Will Crooks: You Can't Go Home Again
In a smaller city like Greenville, SC, the signs of global pandemic are more minimal. There aren’t trucks loaded with bodies nor are there truly over-extended local medical systems. There is an intellectual knowledge of the severity of what is happening that is disparate from an experiential knowledge of the crisis that seems pervasive in my area. It all feels quite normal on the surface but just a bit off, like realizing you're in a dream because a detail or two are wrong. The photographs in You Can’t Go Home Again are meant to speak to how the size and location of where I live play into the local perspective towards the crisis.
The subjects exist each as their own range of intellectual knowledge and individual reactions to the pandemic. Some individuals almost seem lost in that dream while others seem to carry the weight of this intellectual knowledge quite heavily. I wanted a sense of intimacy simultaneously to exist with a sense of loneliness. This seeming dichotomy is what prompted me to only photograph individuals which speaks more to the isolation that is inherent during this pandemic regardless of a person’s living arrangements. This was an important and deliberate distinction for me in this body of work.
The desire for intimacy despite the distance and barriers in most images led me to photograph those closest to me in my community. Each image is simply titled with that person’s first name to further enhance the familiarity for the viewer. The project is both about my personal experience as projected through the portraits of my community but also the shared experience of self-isolation we are experiencing collectively as a society.
The title of the series is from a novel of the same name by Thomas Wolfe. The novel has applicable themes of loss, nostalgia, and otherness, but it also makes the viewer consider the idea of home and whether it exists as a physical place, a community, a single person, or something else entirely. Home, for me, is a sense of safety and love.

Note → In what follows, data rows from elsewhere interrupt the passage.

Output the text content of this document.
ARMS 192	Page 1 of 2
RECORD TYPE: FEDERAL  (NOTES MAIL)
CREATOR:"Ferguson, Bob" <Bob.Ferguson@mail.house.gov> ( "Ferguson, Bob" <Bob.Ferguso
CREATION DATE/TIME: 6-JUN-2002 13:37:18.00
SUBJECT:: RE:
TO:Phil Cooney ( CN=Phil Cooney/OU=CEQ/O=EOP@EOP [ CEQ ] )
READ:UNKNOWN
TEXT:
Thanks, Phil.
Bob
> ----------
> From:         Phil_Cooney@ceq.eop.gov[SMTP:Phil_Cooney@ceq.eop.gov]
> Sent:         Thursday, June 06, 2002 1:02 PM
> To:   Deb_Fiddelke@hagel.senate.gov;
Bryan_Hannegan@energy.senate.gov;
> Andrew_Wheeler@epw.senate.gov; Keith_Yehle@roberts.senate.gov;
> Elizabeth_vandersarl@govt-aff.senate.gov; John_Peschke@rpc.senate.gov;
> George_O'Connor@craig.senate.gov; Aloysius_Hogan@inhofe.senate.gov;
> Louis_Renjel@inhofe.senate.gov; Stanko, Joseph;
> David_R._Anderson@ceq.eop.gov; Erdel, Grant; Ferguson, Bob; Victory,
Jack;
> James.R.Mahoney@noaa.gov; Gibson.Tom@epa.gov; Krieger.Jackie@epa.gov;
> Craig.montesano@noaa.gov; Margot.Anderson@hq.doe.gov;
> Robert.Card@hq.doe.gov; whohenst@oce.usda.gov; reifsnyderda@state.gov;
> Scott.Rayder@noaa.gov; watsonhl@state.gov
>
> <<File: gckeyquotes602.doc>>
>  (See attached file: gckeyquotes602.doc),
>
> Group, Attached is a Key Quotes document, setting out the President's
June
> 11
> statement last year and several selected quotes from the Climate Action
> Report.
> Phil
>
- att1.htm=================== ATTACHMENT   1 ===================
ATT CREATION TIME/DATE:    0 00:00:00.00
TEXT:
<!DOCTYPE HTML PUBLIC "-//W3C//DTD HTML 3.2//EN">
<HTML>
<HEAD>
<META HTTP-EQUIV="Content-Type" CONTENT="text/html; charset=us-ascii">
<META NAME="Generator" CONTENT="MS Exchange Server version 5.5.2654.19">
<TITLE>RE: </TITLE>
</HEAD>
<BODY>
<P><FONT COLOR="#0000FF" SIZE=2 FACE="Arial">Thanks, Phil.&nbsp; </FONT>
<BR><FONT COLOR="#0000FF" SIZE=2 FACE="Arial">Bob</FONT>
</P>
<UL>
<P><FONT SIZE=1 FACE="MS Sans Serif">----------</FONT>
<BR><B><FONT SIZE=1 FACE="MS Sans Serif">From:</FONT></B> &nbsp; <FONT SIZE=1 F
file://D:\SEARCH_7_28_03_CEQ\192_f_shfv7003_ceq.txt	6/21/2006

This pandemic is quite unique in comparison to other collective catastrophes of nature or man. Wars make refugees of innocent bystanders. They become strangers in a strange land. Similarly, natural disasters cause severe and observable carnage displacing individuals from their homes and even homelands.
During the Coronavirus pandemic, our homes have become both places of refuge but also cages of isolation. We are in our most familiar spaces, but we occupy them in a manner that is foreign. All the while the world is radically shifting in such a way that when we return to our lives outside of our homes, it will more than likely be an unfamiliar world in many regards. I wanted to address how this global pandemic is shifting our experience of home in the literal and figurative sense.
This passage from Wolfe’s work summons up some of the feelings I want to capture through my portraits in this series. "You can't go back home to your family, back home to your childhood ... back home to a young man's dreams of glory and of fame ... back home to places in the country, back home to the old forms and systems of things which once seemed everlasting but which are changing all the time – back home to the escapes of Time and Memory." The loss of a sense of place as well as the tumultuous shifts on a global scale experienced by the protagonist George Webber during his travels both at home and abroad felt relatable to the current struggles people are experiencing during this global pandemic.
Departing from the majority of my work which involves the use of strobes and constant lights regularly, this entire series was photographed with only natural light. The reason for this was twofold. I wanted there to be an inherent conflict between the uncontrollable nature of natural light with my desire to control the scene and, on a personal level, regain some sense of control over my world. This mirrors the struggle we face collectively in the face of this virus that is a force of nature we are struggling to gain some semblance of control over. The second reason was that the specificity of natural light at dawn and dusk helped me make photographs that have a heightened sense of a fleeting and specific moment evoking the surrealism that embodies our current reality.
The ephemeral light of the series is juxtaposed heavily against deliberate compositions that control the structure of the rest of the scene. The tight control over the edges of the frames allows for this sense of restriction to be captured without the use of obvious physical barriers in various photographs within the series. As the series developed, I realized the photographs needed to be a bit too composed and controlled to tell my desired narrative. In this small town, we are trapped within our safe spaces while the world looks much the same outside, and like most bad dreams that start out beautifully, the monster will show up eventually, even if you can’t see it right now.
Will Crooks is a transplant to the South via the Midwest. He works primarily in the editorial space with a focus on narrative driven portraiture. For Will, the process of making portraits whether a snapshot of friends and family or an editorial assignment on location is endlessly fascinating. The mix of technical skill, empathy, and focus needed to create iconic yet nuanced portraits keep his finger on the shutter button every day.
The dichotomy of feeling otherness and familiarity to the South drives his work. This enigmatic identity and his relationship to the South informs the direction and focus of his photograph making process. Whether collecting rare and strange birds through street portraits of strangers or redefining a familiar place to one with cinematic romanticism, he works to recontextualize reality and separate it through the use of light and mood.